The only way you'll know if you can get another heatsink is to pull the entire motherboard up and see if the backplate is removable or not (It might be attached by strong adhesive - you can heat it up with a heat gun and pull it off). Then you can buy a decent aftermarket cooler (Such as the Cooler Master Hyper N) as several of them come with the correct backplate..

I was also going to suggest just buying a bracket for the AMD heatsink, but the standoffs don't protrude up enough to install the bracket.

However no matter what, I CANNOT guarantee even an aftermarket cooler bracket would fit.
 
Okay, this is slightly different than I expected.

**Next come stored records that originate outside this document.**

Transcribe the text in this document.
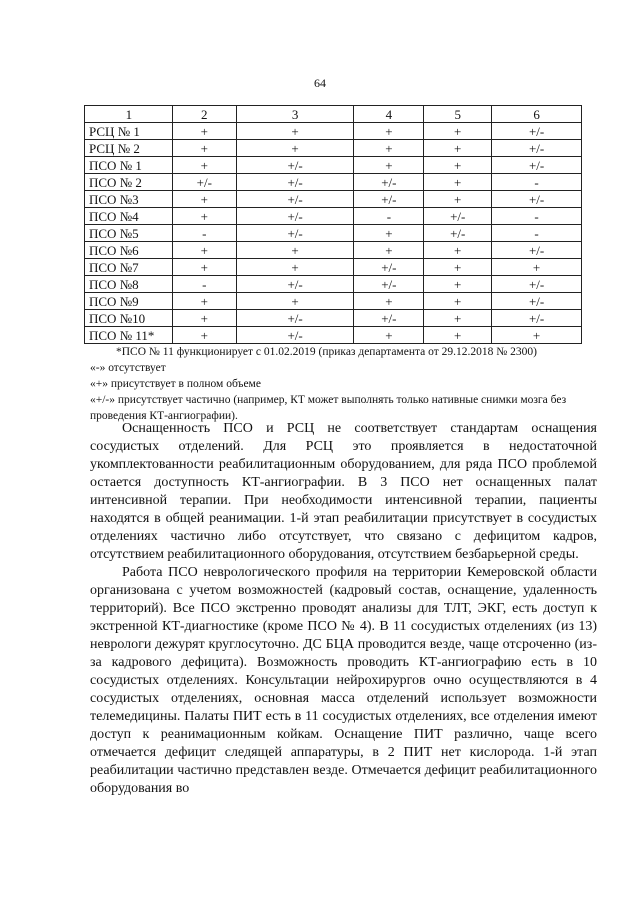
64
1	2	3	4	5	6
РСЦ № 1	+	+	+	+	+/-
РСЦ № 2	+	+	+	+	+/-
ПСО № 1	+	+/-	+	+	+/-
ПСО № 2	+/-	+/-	+/-	+	-
ПСО №3	+	+/-	+/-	+	+/-
ПСО №4	+	+/-	-	+/-	-
ПСО №5	-	+/-	+	+/-	-
ПСО №6	+	+	+	+	+/-
ПСО №7	+	+	+/-	+	+
ПСО №8	-	+/-	+/-	+	+/-
ПСО №9	+	+	+	+	+/-
ПСО №10	+	+/-	+/-	+	+/-
ПСО № 11*	+	+/-	+	+	+
*ПСО № 11 функционирует с 01.02.2019 (приказ департамента от 29.12.2018 № 2300)
«-» отсутствует
«+» присутствует в полном объеме
«+/-» присутствует частично (например, КТ может выполнять только нативные снимки мозга без проведения КТ-ангиографии).

Оснащенность ПСО и РСЦ не соответствует стандартам оснащения сосудистых отделений. Для РСЦ это проявляется в недостаточной укомплектованности реабилитационным оборудованием, для ряда ПСО проблемой остается доступность КТ-ангиографии. В 3 ПСО нет оснащенных палат интенсивной терапии. При необходимости интенсивной терапии, пациенты находятся в общей реанимации. 1-й этап реабилитации присутствует в сосудистых отделениях частично либо отсутствует, что связано с дефицитом кадров, отсутствием реабилитационного оборудования, отсутствием безбарьерной среды.

Работа ПСО неврологического профиля на территории Кемеровской области организована с учетом возможностей (кадровый состав, оснащение, удаленность территорий). Все ПСО экстренно проводят анализы для ТЛТ, ЭКГ, есть доступ к экстренной КТ-диагностике (кроме ПСО № 4). В 11 сосудистых отделениях (из 13) неврологи дежурят круглосуточно. ДС БЦА проводится везде, чаще отсроченно (из-за кадрового дефицита). Возможность проводить КТ-ангиографию есть в 10 сосудистых отделениях. Консультации нейрохирургов очно осуществляются в 4 сосудистых отделениях, основная масса отделений использует возможности телемедицины. Палаты ПИТ есть в 11 сосудистых отделениях, все отделения имеют доступ к реанимационным койкам. Оснащение ПИТ различно, чаще всего отмечается дефицит следящей аппаратуры, в 2 ПИТ нет кислорода. 1-й этап реабилитации частично представлен везде. Отмечается дефицит реабилитационного оборудования во
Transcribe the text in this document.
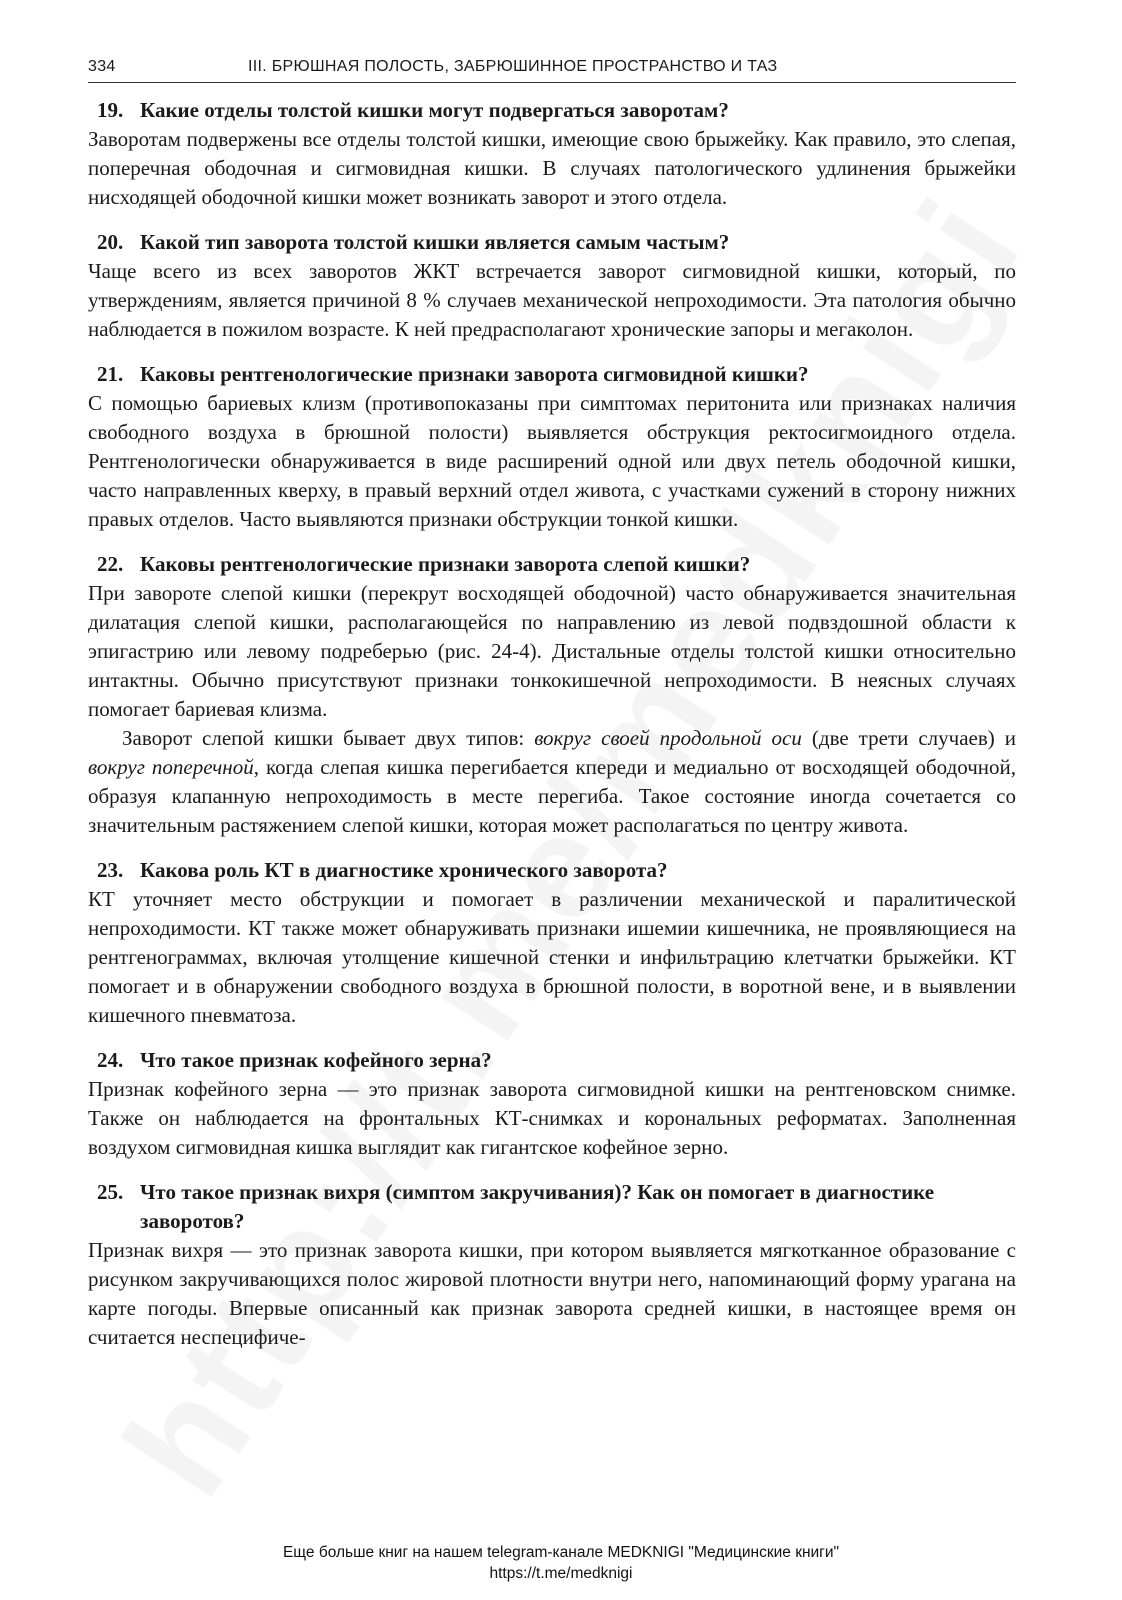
334	III. БРЮШНАЯ ПОЛОСТЬ, ЗАБРЮШИННОЕ ПРОСТРАНСТВО И ТАЗ

19. Какие отделы толстой кишки могут подвергаться заворотам?

Заворотам подвержены все отделы толстой кишки, имеющие свою брыжейку. Как правило, это слепая, поперечная ободочная и сигмовидная кишки. В случаях патологического удлинения брыжейки нисходящей ободочной кишки может возникать заворот и этого отдела.

20. Какой тип заворота толстой кишки является самым частым?

Чаще всего из всех заворотов ЖКТ встречается заворот сигмовидной кишки, который, по утверждениям, является причиной 8 % случаев механической непроходимости. Эта патология обычно наблюдается в пожилом возрасте. К ней предрасполагают хронические запоры и мегаколон.

21. Каковы рентгенологические признаки заворота сигмовидной кишки?

С помощью бариевых клизм (противопоказаны при симптомах перитонита или признаках наличия свободного воздуха в брюшной полости) выявляется обструкция ректосигмоидного отдела. Рентгенологически обнаруживается в виде расширений одной или двух петель ободочной кишки, часто направленных кверху, в правый верхний отдел живота, с участками сужений в сторону нижних правых отделов. Часто выявляются признаки обструкции тонкой кишки.

22. Каковы рентгенологические признаки заворота слепой кишки?

При завороте слепой кишки (перекрут восходящей ободочной) часто обнаруживается значительная дилатация слепой кишки, располагающейся по направлению из левой подвздошной области к эпигастрию или левому подреберью (рис. 24-4). Дистальные отделы толстой кишки относительно интактны. Обычно присутствуют признаки тонкокишечной непроходимости. В неясных случаях помогает бариевая клизма.

Заворот слепой кишки бывает двух типов: вокруг своей продольной оси (две трети случаев) и вокруг поперечной, когда слепая кишка перегибается кпереди и медиально от восходящей ободочной, образуя клапанную непроходимость в месте перегиба. Такое состояние иногда сочетается со значительным растяжением слепой кишки, которая может располагаться по центру живота.

23. Какова роль КТ в диагностике хронического заворота?

КТ уточняет место обструкции и помогает в различении механической и паралитической непроходимости. КТ также может обнаруживать признаки ишемии кишечника, не проявляющиеся на рентгенограммах, включая утолщение кишечной стенки и инфильтрацию клетчатки брыжейки. КТ помогает и в обнаружении свободного воздуха в брюшной полости, в воротной вене, и в выявлении кишечного пневматоза.

24. Что такое признак кофейного зерна?

Признак кофейного зерна — это признак заворота сигмовидной кишки на рентгеновском снимке. Также он наблюдается на фронтальных КТ-снимках и корональных реформатах. Заполненная воздухом сигмовидная кишка выглядит как гигантское кофейное зерно.

25. Что такое признак вихря (симптом закручивания)? Как он помогает в диагностике заворотов?

Признак вихря — это признак заворота кишки, при котором выявляется мягкотканное образование с рисунком закручивающихся полос жировой плотности внутри него, напоминающий форму урагана на карте погоды. Впервые описанный как признак заворота средней кишки, в настоящее время он считается неспецифиче-

Еще больше книг на нашем telegram-канале MEDKNIGI "Медицинские книги"
https://t.me/medknigi
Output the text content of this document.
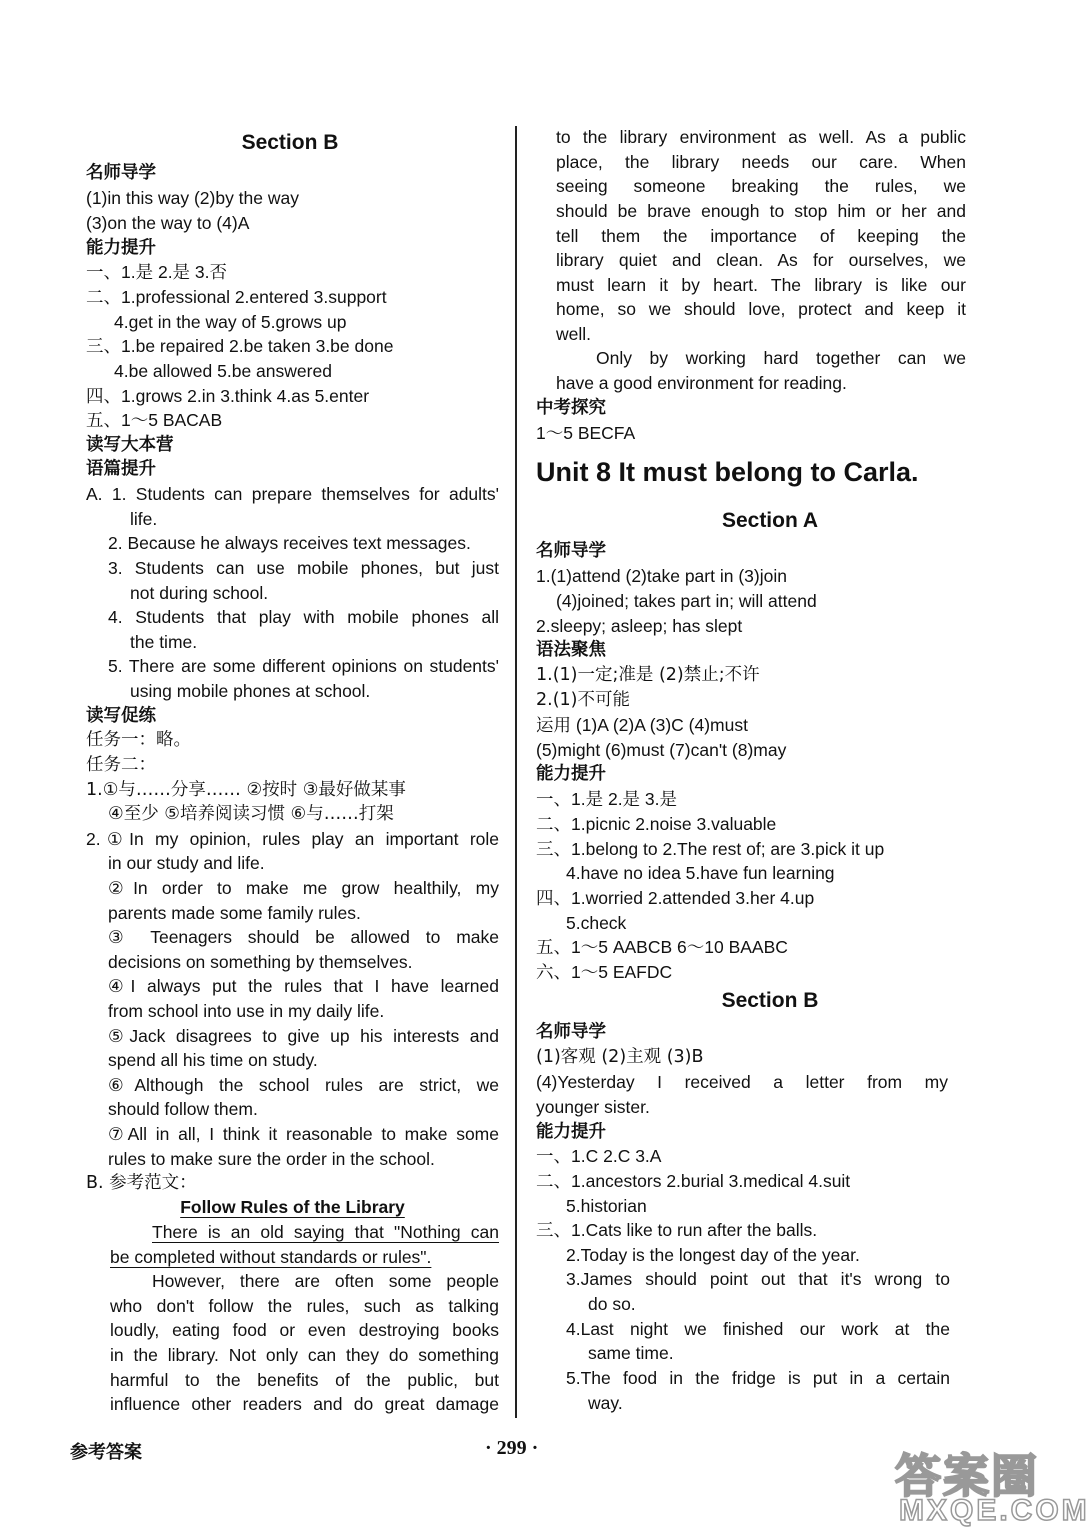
Section B
名师导学
(1)in this way (2)by the way
(3)on the way to (4)A
能力提升
一、1.是 2.是 3.否
二、1.professional 2.entered 3.support
4.get in the way of 5.grows up
三、1.be repaired 2.be taken 3.be done
4.be allowed 5.be answered
四、1.grows 2.in 3.think 4.as 5.enter
五、1～5 BACAB
读写大本营
语篇提升
A. 1. Students can prepare themselves for adults'
life.
2. Because he always receives text messages.
3. Students can use mobile phones, but just
not during school.
4. Students that play with mobile phones all
the time.
5. There are some different opinions on students'
using mobile phones at school.
读写促练
任务一：略。
任务二：
1.①与……分享…… ②按时 ③最好做某事
④至少 ⑤培养阅读习惯 ⑥与……打架
2.①In my opinion, rules play an important role
in our study and life.
②In order to make me grow healthily, my
parents made some family rules.
③ Teenagers should be allowed to make
decisions on something by themselves.
④I always put the rules that I have learned
from school into use in my daily life.
⑤Jack disagrees to give up his interests and
spend all his time on study.
⑥Although the school rules are strict, we
should follow them.
⑦All in all, I think it reasonable to make some
rules to make sure the order in the school.
B. 参考范文：
Follow Rules of the Library
There is an old saying that "Nothing can
be completed without standards or rules".
However, there are often some people
who don't follow the rules, such as talking
loudly, eating food or even destroying books
in the library. Not only can they do something
harmful to the benefits of the public, but
influence other readers and do great damage
to the library environment as well. As a public
place, the library needs our care. When
seeing someone breaking the rules, we
should be brave enough to stop him or her and
tell them the importance of keeping the
library quiet and clean. As for ourselves, we
must learn it by heart. The library is like our
home, so we should love, protect and keep it
well.
Only by working hard together can we
have a good environment for reading.
中考探究
1～5 BECFA
Unit 8 It must belong to Carla.
Section A
名师导学
1.(1)attend (2)take part in (3)join
(4)joined; takes part in; will attend
2.sleepy; asleep; has slept
语法聚焦
1.(1)一定;准是 (2)禁止;不许
2.(1)不可能
运用 (1)A (2)A (3)C (4)must
(5)might (6)must (7)can't (8)may
能力提升
一、1.是 2.是 3.是
二、1.picnic 2.noise 3.valuable
三、1.belong to 2.The rest of; are 3.pick it up
4.have no idea 5.have fun learning
四、1.worried 2.attended 3.her 4.up
5.check
五、1～5 AABCB 6～10 BAABC
六、1～5 EAFDC
Section B
名师导学
(1)客观 (2)主观 (3)B
(4)Yesterday I received a letter from my
younger sister.
能力提升
一、1.C 2.C 3.A
二、1.ancestors 2.burial 3.medical 4.suit
5.historian
三、1.Cats like to run after the balls.
2.Today is the longest day of the year.
3.James should point out that it's wrong to
do so.
4.Last night we finished our work at the
same time.
5.The food in the fridge is put in a certain
way.
参考答案	· 299 ·
答案圈
MXQE.COM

The only way you'll know if you can get another heatsink is to pull the entire motherboard up and see if the backplate is removable or not (It might be attached by strong adhesive - you can heat it up with a heat gun and pull it off). Then you can buy a decent aftermarket cooler (Such as the Cooler Master Hyper N) as several of them come with the correct backplate..

I was also going to suggest just buying a bracket for the AMD heatsink, but the standoffs don't protrude up enough to install the bracket.

However no matter what, I CANNOT guarantee even an aftermarket cooler bracket would fit.

Well went to best buy and geek squad seems to think that this might work. What do u guys think? I ended up buying it but won't be able to work on it for a few hours.
http://m.bestbuy.com/m/e/search/results.jsp#searchresultsdiv
 
As far as I can tell, no it will not fit. I uses a standard AMD bracket, that you dont have. Or it uses a push pin Intel setup, which your doesnt have either.
 
Well, you already have a decent CPU. Now save up for everything else you need.